Resistive switching devices are part of the next generation of devices being investigated to replace current silicon CMOS technology. These devices are being used as the building blocks for future technologies such as non-volatile memory and data storage, neuromorphic computing and as the basis for next-generation sensing applications. In recent years, amorphous carbon-based resistive switching devices have gained attention through their addition to the International Technology Roadmap for Semiconductors [1]. Carbon-based devices have demonstrated versatility, with various compounds relatively easy to form, and also promise high durability and compelling performance [2].

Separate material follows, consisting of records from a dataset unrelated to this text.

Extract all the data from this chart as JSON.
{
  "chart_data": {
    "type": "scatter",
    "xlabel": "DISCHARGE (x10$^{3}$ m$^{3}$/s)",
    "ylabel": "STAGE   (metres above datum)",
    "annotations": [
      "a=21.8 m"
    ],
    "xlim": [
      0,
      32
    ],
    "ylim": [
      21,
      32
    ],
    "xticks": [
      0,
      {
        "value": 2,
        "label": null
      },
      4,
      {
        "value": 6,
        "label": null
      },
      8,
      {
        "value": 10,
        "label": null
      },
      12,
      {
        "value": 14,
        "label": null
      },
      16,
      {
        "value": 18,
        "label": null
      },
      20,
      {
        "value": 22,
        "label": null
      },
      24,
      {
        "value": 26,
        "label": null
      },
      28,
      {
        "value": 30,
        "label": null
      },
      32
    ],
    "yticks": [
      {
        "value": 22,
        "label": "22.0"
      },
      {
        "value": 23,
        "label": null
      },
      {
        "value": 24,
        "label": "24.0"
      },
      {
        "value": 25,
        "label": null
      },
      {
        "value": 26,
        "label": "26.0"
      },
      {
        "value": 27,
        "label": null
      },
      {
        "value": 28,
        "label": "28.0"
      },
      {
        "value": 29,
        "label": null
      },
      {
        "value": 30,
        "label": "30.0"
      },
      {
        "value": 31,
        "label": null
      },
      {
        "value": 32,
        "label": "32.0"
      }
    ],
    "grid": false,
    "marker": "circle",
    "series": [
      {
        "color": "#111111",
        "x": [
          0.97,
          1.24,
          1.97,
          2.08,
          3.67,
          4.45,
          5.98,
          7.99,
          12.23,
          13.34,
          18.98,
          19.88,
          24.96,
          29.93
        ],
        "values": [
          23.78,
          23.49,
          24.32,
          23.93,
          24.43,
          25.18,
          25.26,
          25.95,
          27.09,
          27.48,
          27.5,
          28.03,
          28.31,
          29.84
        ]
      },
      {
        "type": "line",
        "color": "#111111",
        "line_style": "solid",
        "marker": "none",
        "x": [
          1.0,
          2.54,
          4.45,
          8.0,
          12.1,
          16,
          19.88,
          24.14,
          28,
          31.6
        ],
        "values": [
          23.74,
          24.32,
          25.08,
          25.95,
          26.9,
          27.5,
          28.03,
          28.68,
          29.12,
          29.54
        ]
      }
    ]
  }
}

In this work, we investigate amorphous carbon-based resistive switching devices fabricated using physical vapor deposition techniques. A series of hydrogenated carbon-based resistive layers were deposited using a filtered cathodic vacuum arc with a graphitic carbon source and methane as the H-rich precursor gas. The films were chemically and microstructurally characterised using transmission electron microscopy, electron energy loss spectroscopy, X-ray and ultraviolet photoelectron spectroscopy and elastic recoil detection analysis.
Electrical testing revealed low power, bipolar switching characteristics. Additionally, the devices exhibited inherent resonant tunnelling-based memory that did not require a multilayer structure. Subsequent testing showed that the resonant tunnelling characteristics could be modulated with temperature. Calculation of the band gap revealed the devices had a wide band gap that was shown to increase with increasing methane partial pressure. The devices also exhibited a low work function with the work function decreasing for increasing methane partial pressure.
The well documented tribological properties of hydrogenated amorphous carbon coupled with the characteristics shown in our investigation indicate these devices have use for mechanically durable, low power devices with inherent biocompatibility.